U.S. sales of plant-based alternatives to animal products increased 17% from 2017 to 2018, according to Forbes, and the growing demand for meat substitutes is being reflected in the fast food industry.
Fast food companies such as Burger King and White Castle have joined the race to add fake meat substitutes to their menus in recent months, according to Earther, and several chains have rolled out new vegetarian and vegan products within the last week.
Del Taco now offers a taco made with Beyond Meat’s pea-protein substitute, and Burger King has pledged to make its meatless Impossible Whopper available nationwide by the end of 2019. Although McDonald’s does not currently offer a fake meat burger in the United States, it launched a vegan burger in Germany earlier this week.
As two leading companies in the industry, Beyond Meat and Impossible are working on building brand relationships with fast food companies. Beyond Meat became a public company this month, with its debut stock price coming in at 163% above its initial public offering (IPO) the first day. The company has now raised a quarter of a billion dollars to improve and grow its offering of products, according to MarketWatch, and become the best performing first-day IPO in almost 20 years.
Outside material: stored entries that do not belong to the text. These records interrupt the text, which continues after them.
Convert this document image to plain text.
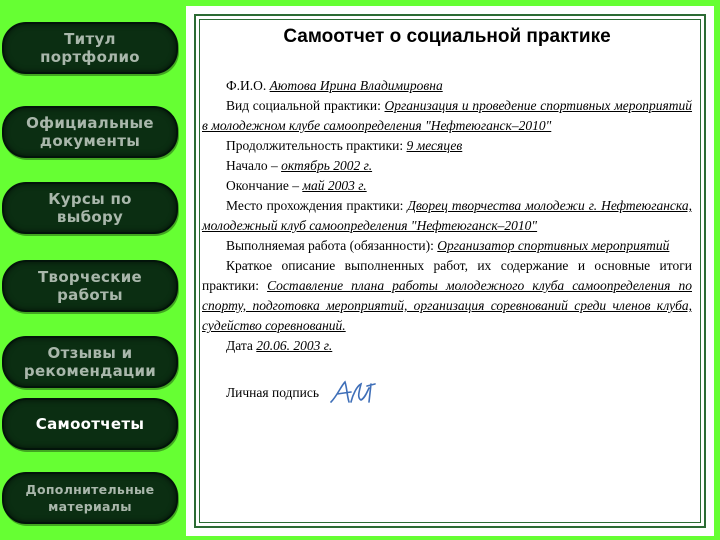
Титул
портфолио
Официальные
документы
Курсы по
выбору
Творческие
работы
Отзывы и
рекомендации
Самоотчеты
Дополнительные
материалы
Самоотчет о социальной практике

Ф.И.О. Аютова Ирина Владимировна

Вид социальной практики: Организация и проведение спортивных мероприятий в молодежном клубе самоопределения "Нефтеюганск–2010"

Продолжительность практики: 9 месяцев

Начало – октябрь 2002 г.

Окончание – май 2003 г.

Место прохождения практики: Дворец творчества молодежи г. Нефтеюганска, молодежный клуб самоопределения "Нефтеюганск–2010"

Выполняемая работа (обязанности): Организатор спортивных мероприятий

Краткое описание выполненных работ, их содержание и основные итоги практики: Составление плана работы молодежного клуба самоопределения по спорту, подготовка мероприятий, организация соревнований среди членов клуба, судейство соревнований.

Дата 20.06. 2003 г.

Личная подпись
Because the meat industry contributes approximately 15% of all global greenhouse gas emissions, choosing fake meat alternatives is considered more environmentally friendly, according to Earther. In its IPO, Beyond Meat stated its burgers use 46% less overall energy, 99% less water, 93% less land and are responsible for 90% fewer gas emissions.
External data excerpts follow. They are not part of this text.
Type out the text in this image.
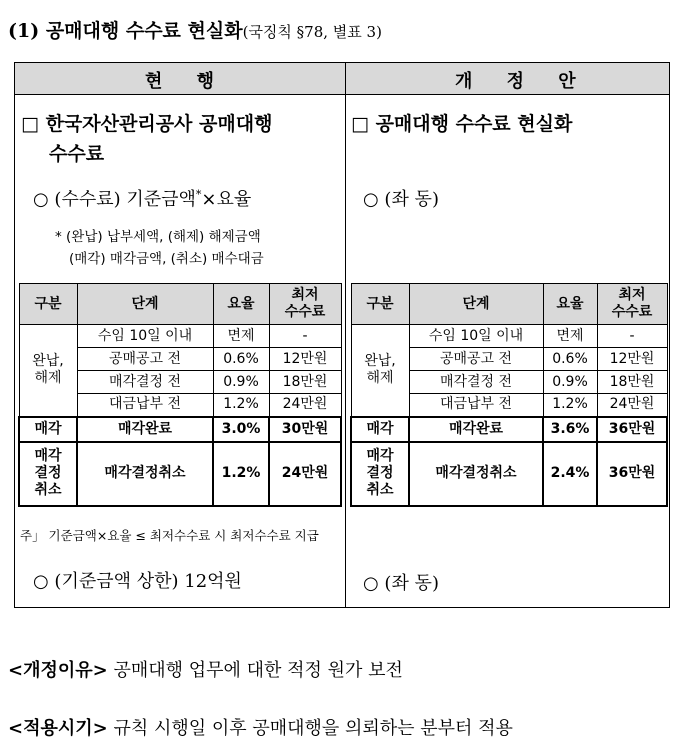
(1) 공매대행 수수료 현실화(국징칙 §78, 별표 3)
현 행	개 정 안
□ 한국자산관리공사 공매대행
수수료
○ (수수료) 기준금액*×요율
* (완납) 납부세액, (해제) 해제금액
(매각) 매각금액, (취소) 매수대금
구분	단계	요율	최저
수수료
완납,
해제	수임 10일 이내	면제	-
	공매공고 전	0.6%	12만원
	매각결정 전	0.9%	18만원
	대금납부 전	1.2%	24만원
매각	매각완료	3.0%	30만원
매각
결정
취소	매각결정취소	1.2%	24만원
○ (기준금액 상한) 12억원
□ 공매대행 수수료 현실화
○ (좌 동)
구분	단계	요율	최저
수수료
완납,
해제	수임 10일 이내	면제	-
	공매공고 전	0.6%	12만원
	매각결정 전	0.9%	18만원
	대금납부 전	1.2%	24만원
매각	매각완료	3.6%	36만원
매각
결정
취소	매각결정취소	2.4%	36만원
○ (좌 동)
주」 기준금액×요율 ≤ 최저수수료 시 최저수수료 지급
<개정이유> 공매대행 업무에 대한 적정 원가 보전
<적용시기> 규칙 시행일 이후 공매대행을 의뢰하는 분부터 적용
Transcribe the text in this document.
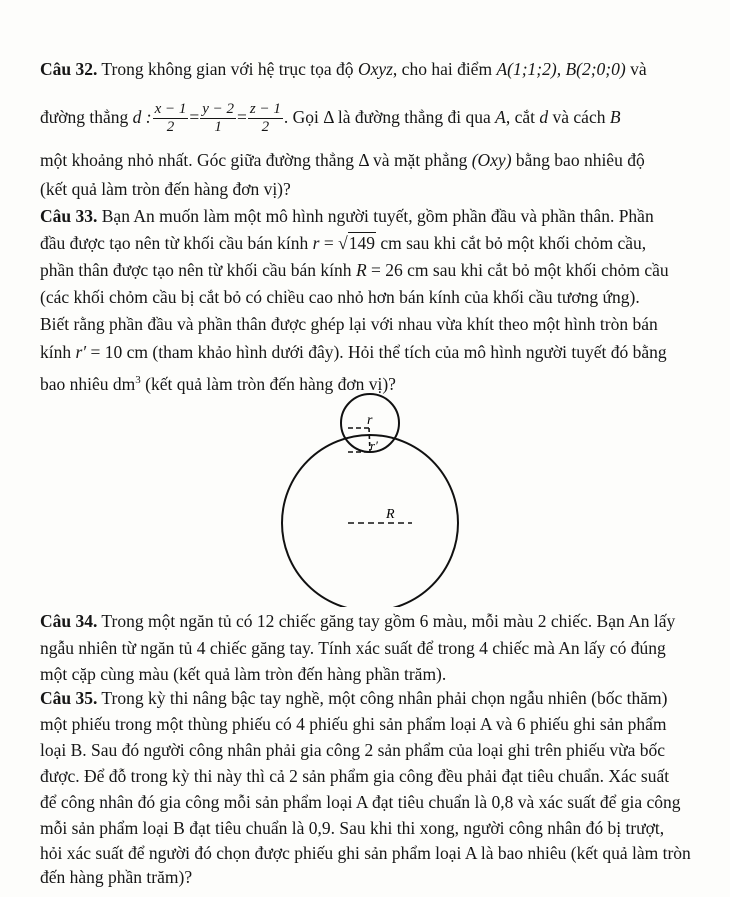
Câu 32. Trong không gian với hệ trục tọa độ Oxyz, cho hai điểm A(1;1;2), B(2;0;0) và
đường thẳng d : $\frac{x - 1}{2} = \frac{y - 2}{1} = \frac{z - 1}{2}$ . Gọi Δ là đường thẳng đi qua A, cắt d và cách B
một khoảng nhỏ nhất. Góc giữa đường thẳng Δ và mặt phẳng (Oxy) bằng bao nhiêu độ
(kết quả làm tròn đến hàng đơn vị)?
Câu 33. Bạn An muốn làm một mô hình người tuyết, gồm phần đầu và phần thân. Phần
đầu được tạo nên từ khối cầu bán kính r = √149 cm sau khi cắt bỏ một khối chỏm cầu,
phần thân được tạo nên từ khối cầu bán kính R = 26 cm sau khi cắt bỏ một khối chỏm cầu
(các khối chỏm cầu bị cắt bỏ có chiều cao nhỏ hơn bán kính của khối cầu tương ứng).
Biết rằng phần đầu và phần thân được ghép lại với nhau vừa khít theo một hình tròn bán
kính r′ = 10 cm (tham khảo hình dưới đây). Hỏi thể tích của mô hình người tuyết đó bằng
bao nhiêu $dm^3$ (kết quả làm tròn đến hàng đơn vị)?
r
r′
R
Câu 34. Trong một ngăn tủ có 12 chiếc găng tay gồm 6 màu, mỗi màu 2 chiếc. Bạn An lấy
ngẫu nhiên từ ngăn tủ 4 chiếc găng tay. Tính xác suất để trong 4 chiếc mà An lấy có đúng
một cặp cùng màu (kết quả làm tròn đến hàng phần trăm).
Câu 35. Trong kỳ thi nâng bậc tay nghề, một công nhân phải chọn ngẫu nhiên (bốc thăm)
một phiếu trong một thùng phiếu có 4 phiếu ghi sản phẩm loại A và 6 phiếu ghi sản phẩm
loại B. Sau đó người công nhân phải gia công 2 sản phẩm của loại ghi trên phiếu vừa bốc
được. Để đỗ trong kỳ thi này thì cả 2 sản phẩm gia công đều phải đạt tiêu chuẩn. Xác suất
để công nhân đó gia công mỗi sản phẩm loại A đạt tiêu chuẩn là 0,8 và xác suất để gia công
mỗi sản phẩm loại B đạt tiêu chuẩn là 0,9. Sau khi thi xong, người công nhân đó bị trượt,
hỏi xác suất để người đó chọn được phiếu ghi sản phẩm loại A là bao nhiêu (kết quả làm tròn
đến hàng phần trăm)?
While plant-based options sometimes cost more (Del Taco’s fake meat taco costs $1 more than its meat taco) the impact, or lack thereof, that these products have on the environment makes them a more sustainable consumer decision.
However, some companies, critics and individuals have concerns about the long-term viability of the fake meat industry. Yahoo! Finance, Earther, and Bloomberg have all published articles on Beyond Meat’s IPO in the last week, expressing doubts that the company can turn a profit or achieve its estimated valuation of $1.5 billion.
That being said, while consumers may have doubts about whether companies like Beyond Meat are worth investing in, there’s little risk in trying one of the new plant-based fast food options for yourself. Although McDonald’s and Burger King have yet to roll out plant-based options in Indiana, consumers can expect Burger King’s Impossible Whopper to arrive in the Hoosier state within the next six months.